God is so gracious that even His enemies could be #blessed by a beautiful sunrise on vacation or #blessed by abundance of life’s provisions as implied by the rain in this passage. Everything externally good and comfortable comes from His hand, whether we acknowledge, love and worship Him for it or not. 

So then what is it to be Biblically blessed specifically as His chosen people? What exactly are we praying for, when we pray for God to bless us and others? Is our prayer for His blessing rooted in the Gospel? Ephesians 1:3-10 provides one of the richest and most well-known descriptions of the blessings we now have in Christ.

“Blessed be the God and Father of our Lord Jesus Christ, who has blessed us in Christ with every spiritual blessing in the heavenly places, even as he chose us in him before the foundation of the world, that we should be holy and blameless before him. In love he predestined us for adoption to himself as sons through Jesus Christ, according to the purpose of his will, to the praise of his glorious grace, with which he has blessed us in the Beloved. In him we have redemption through his blood, the forgiveness of our trespasses, according to the riches of his grace, which he lavished upon us, in all wisdom and insight making known to us the mystery of his will, according to his purpose, which he set forth in Christ as a plan for the fullness of time, to unite all things in him, things in heaven and things on earth.”

Can I challenge us even more in how we need to Biblically reframe our understanding of what it means to be #blessed? Matthew 5:3-12 may in fact turn our social media #blessed posts on their head.

“Blessed are the poor in spirit, for theirs is the kingdom of heaven. Blessed are those who mourn, for they shall be comforted. Blessed are the meek, for they shall inherit the earth. Blessed are those who hunger and thirst for righteousness, for they shall be satisfied. Blessed are the merciful, for they shall receive mercy. Blessed are the pure in heart, for they shall see God. Blessed are the peacemakers, for they shall be called sons of God. Blessed are those who are persecuted for righteousness' sake, for theirs is the kingdom of heaven. Blessed are you when others revile you and persecute you and utter all kinds of evil against you falsely on my account. Rejoice and be glad, for your reward is great in heaven, for so they persecuted the prophets who were before you.”

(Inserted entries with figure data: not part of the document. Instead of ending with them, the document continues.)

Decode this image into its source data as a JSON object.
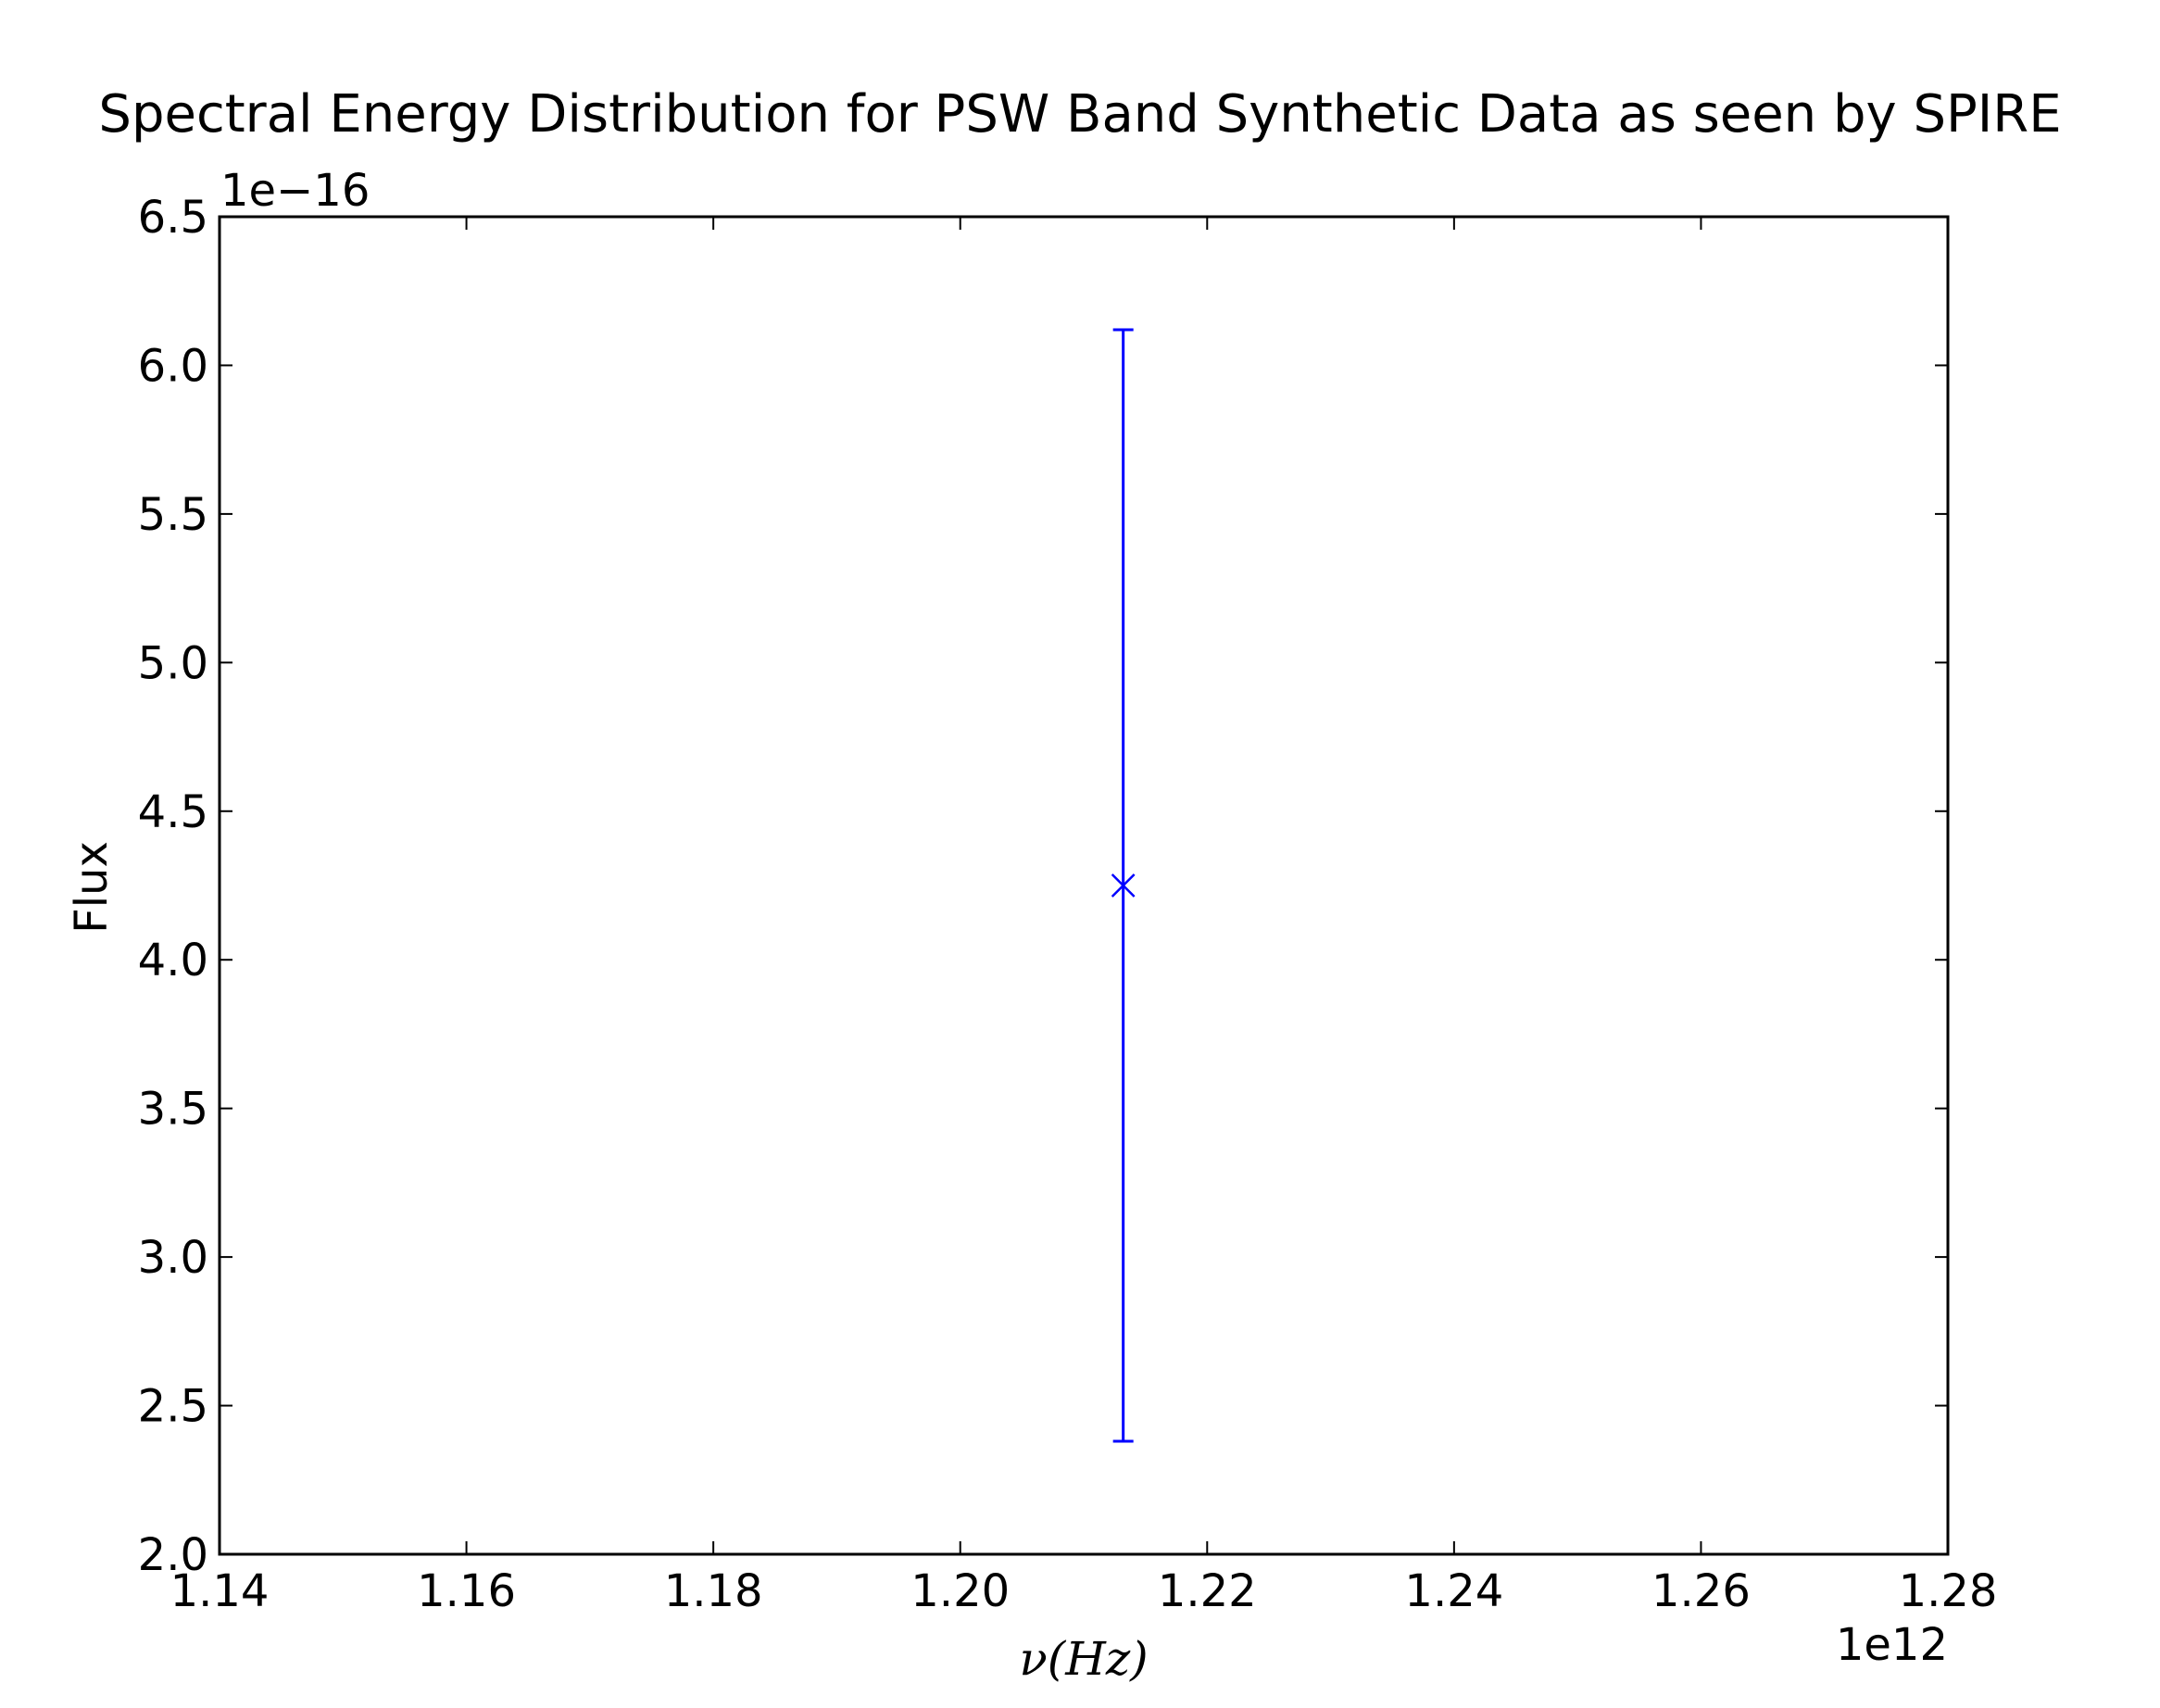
{
  "chart_data": {
    "type": "scatter",
    "title": "Spectral Energy Distribution for PSW Band Synthetic Data as seen by SPIRE",
    "xlabel": "ν(Hz)",
    "ylabel": "Flux",
    "x_offset_label": "1e12",
    "y_offset_label": "1e−16",
    "xlim": [
      1.14,
      1.28
    ],
    "ylim": [
      2.0,
      6.5
    ],
    "x_ticks": [
      "1.14",
      "1.16",
      "1.18",
      "1.20",
      "1.22",
      "1.24",
      "1.26",
      "1.28"
    ],
    "y_ticks": [
      "2.0",
      "2.5",
      "3.0",
      "3.5",
      "4.0",
      "4.5",
      "5.0",
      "5.5",
      "6.0",
      "6.5"
    ],
    "grid": false,
    "series": [
      {
        "marker": "x",
        "color": "#0000ff",
        "points": [
          {
            "x": 1.2132,
            "y": 4.25,
            "yerr_low": 2.38,
            "yerr_high": 6.12
          }
        ]
      }
    ]
  }
}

These passages tell me that blessings can come in the form of warm sun and refreshing, life-giving rain. They can come in the form of wealth which is then to be used to serve and share with others. But beyond these temporary blessings, we believers are blessed with adoption into God’s family. We have an eternally secure home and loving family that will never perish. We are blessed with redemption and forgiveness. We no longer need to rely on outward appearances to prove to others and ourselves that we are good or worthy people. We can count ourselves blessed even when our faith thrusts us into situations deemed undesirable according to worldly standards, because God can use those situations to give us our greatest treasure, which is Himself. We are blessed with every spiritual blessing in Christ.

Finally, it strikes me that the indescribable fullness of the Biblical blessings we have in Christ simply cannot be captured in social media posts. The deep security we have in God’s loving adoption, the redemption and forgiveness we have in Christ, the treasure we have in the person of God, can ultimately only be shown through the authentic living out of our relationship with God in the world. Social media posts tagged #blessed can go a long way when used redemptively, but they can never replace a faithful life of integrity testifying to the reality of all the Biblical blessings we have in the Gospel.

Alina Sato

Alina is a member of Cornerstone and serves the church as a servant minister.